Witnesses identified him in a group of about 20 people in the photo and told investigators that Celentano had attended the fundraiser for the Jenny Albert Sea Turtle Foundation with his on-again, off-again girlfriend, court documents said.

Celentano, 54, was arrested in Broad Channel and charged with assaulting, resisting or impeding officers; civil disorder; engaging in physical violence in a restricted building or grounds; and related offenses, prosecutors said.

After an initial appearance in U.S. District Court for the Eastern District of New York, he was released on a $50,000 bond and ordered to stay away from Washington unless he is going to court, a spokesperson for the U.S. attorney’s office for the Eastern District of New York said.

Celentanto’s lawyer, Marissa Sherman, declined to comment on the charges Thursday.

More than 775 people have been arrested in connection with the riot on Jan. 6, 2021, on charges that range from trespassing to seditious conspiracy. More than 200 have pleaded guilty.

On Tuesday, a federal jury convicted the first person accused in the riot to go on trial, finding Guy Wesley Reffitt, an oil field worker from Wylie, Texas, guilty on five counts, including entering and remaining in a restricted building or grounds with a firearm.

On Jan. 6, 2021, security cameras and videos captured images of Celentano participating in the riot, with longer hair, a two-toned jacket, a flag and a folding chair affixed to his backpack that made him “distinctive in the crowd,” court papers said.

One video showed him on the west terrace of the Capitol, where he approached a uniformed Capitol Police officer from behind and pushed the officer, causing him to fall over a ledge onto a terrace below, court papers said.

The officer, who was identified in court papers only as K.E., later recalled being “blindsided” from behind in a “football-type tackle,” prosecutors said. The officer said that after he fell, his main concern was standing up so he would not be “stomped on.”

An Iraq War veteran, he recalled thinking, “I didn’t survive a war to go out like this,” prosecutors said.

The officer told investigators that he was probably injured during the fall but that he had “so much adrenaline at that time that he could not be sure,” court papers said. Although he found bumps and bruises on his body, he did not seek medical attention.

Body camera videos from the Metropolitan Police Department of Washington showed Celentano engaging in several other “physical altercations” with officers on the grounds of the Capitol, court papers said.

In an effort to identify the person who had shoved the officer, the FBI released a photo from the riot.

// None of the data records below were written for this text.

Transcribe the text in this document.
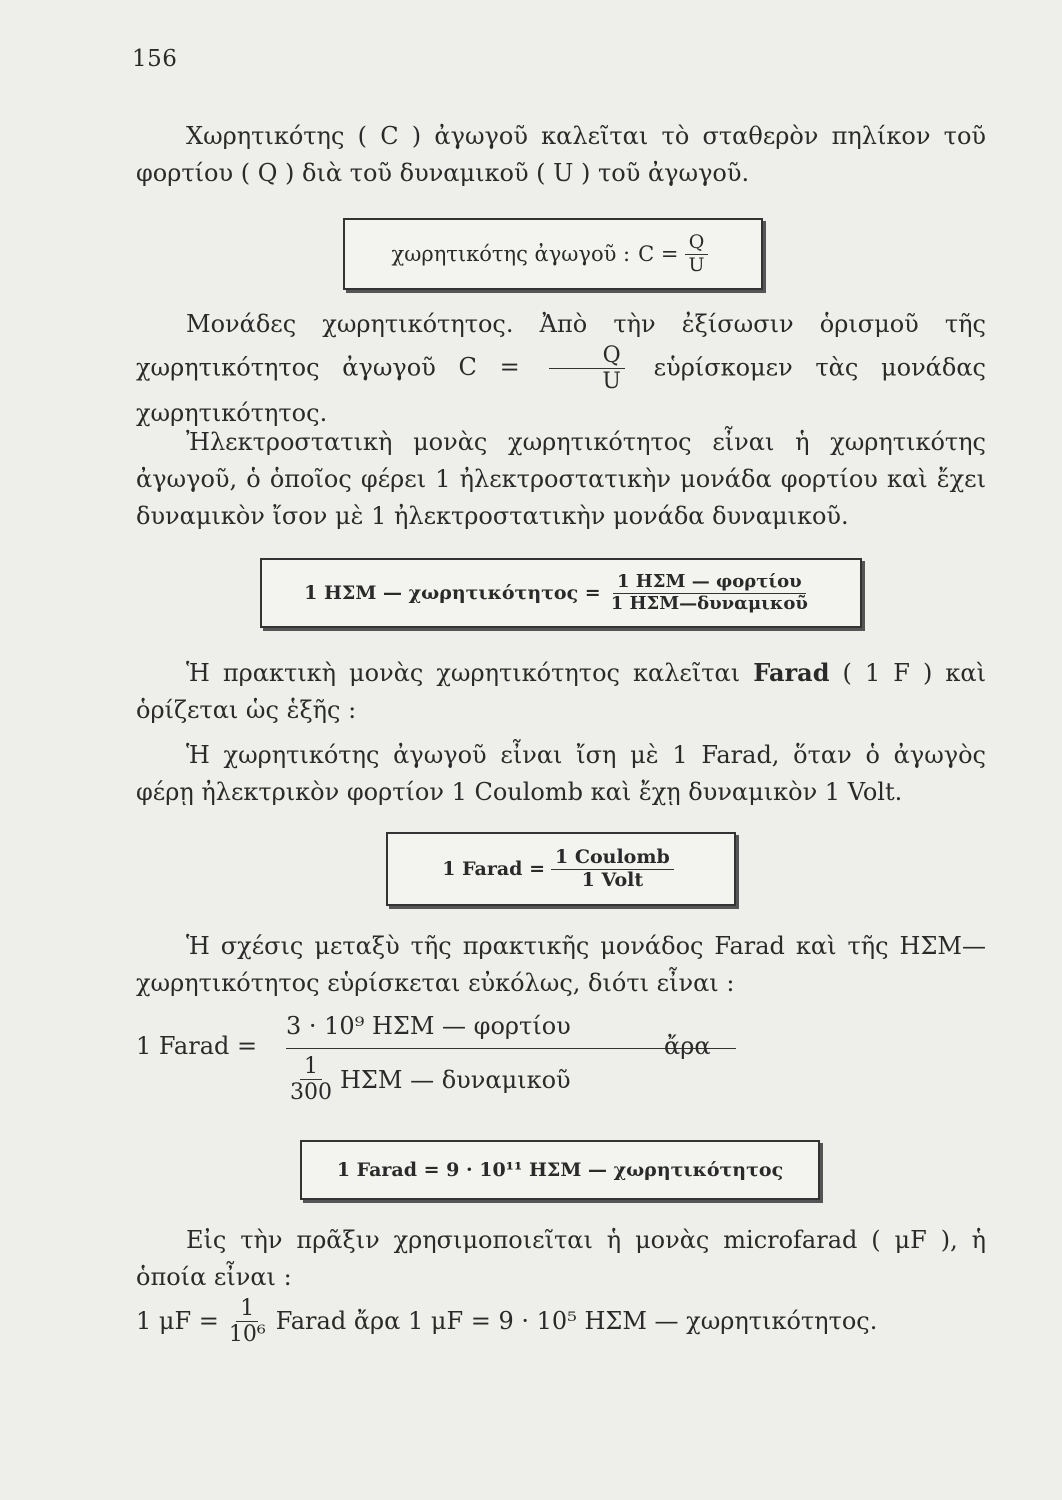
156
Χωρητικότης ( C ) ἀγωγοῦ καλεῖται τὸ σταθερὸν πηλίκον τοῦ φορτίου ( Q ) διὰ τοῦ δυναμικοῦ ( U ) τοῦ ἀγωγοῦ.
χωρητικότης ἀγωγοῦ : $C = \frac{Q}{U}$
Μονάδες χωρητικότητος. Ἀπὸ τὴν ἐξίσωσιν ὁρισμοῦ τῆς χωρητικότητος ἀγωγοῦ $C = \frac{Q}{U}$ εὑρίσκομεν τὰς μονάδας χωρητικότητος.
Ἠλεκτροστατικὴ μονὰς χωρητικότητος εἶναι ἡ χωρητικότης ἀγωγοῦ, ὁ ὁποῖος φέρει 1 ἠλεκτροστατικὴν μονάδα φορτίου καὶ ἔχει δυναμικὸν ἴσον μὲ 1 ἠλεκτροστατικὴν μονάδα δυναμικοῦ.
1 ΗΣΜ — $\chi\omega\rho\eta\tau\iota\kappa ό\tau\eta\tau o\varsigma = \frac{\text{1 ΗΣΜ — φορτίου}}{\text{1 ΗΣΜ—δυναμικοῦ}}$
Ἡ πρακτικὴ μονὰς χωρητικότητος καλεῖται Farad ( 1 F ) καὶ ὁρίζεται ὡς ἑξῆς :
Ἡ χωρητικότης ἀγωγοῦ εἶναι ἴση μὲ 1 Farad, ὅταν ὁ ἀγωγὸς φέρῃ ἠλεκτρικὸν φορτίον 1 Coulomb καὶ ἔχῃ δυναμικὸν 1 Volt.
1 Farad = $\frac{\text{1 Coulomb}}{\text{1 Volt}}$
Ἡ σχέσις μεταξὺ τῆς πρακτικῆς μονάδος Farad καὶ τῆς ΗΣΜ—χωρητικότητος εὑρίσκεται εὐκόλως, διότι εἶναι :
1 Farad =
3 · 10⁹ ΗΣΜ — φορτίου
ἄρα
$\frac{1}{300}$ ΗΣΜ — δυναμικοῦ
1 Farad = 9 · 10¹¹ ΗΣΜ — χωρητικότητος
Εἰς τὴν πρᾶξιν χρησιμοποιεῖται ἡ μονὰς microfarad ( μF ), ἡ ὁποία εἶναι :
1 $\mu F = \frac{1}{\text{10⁶}}$ Farad ἄρα 1 μF = 9 · 10⁵ ΗΣΜ — χωρητικότητος.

The bureau said it then received information that helped investigators identify the man who was in that photo as the same man who was in a photo on Instagram and Facebook taken at the fundraiser for the sea turtle foundation on March 31, 2018, in Broad Channel.

Investigators then collected E-ZPass information and New York license plate reader data from Celentano’s female companion, which showed that her car had left Broad Channel at about 3 a.m. on Jan. 6, 2021, and returned the next evening at about 7:30 p.m., prosecutors said.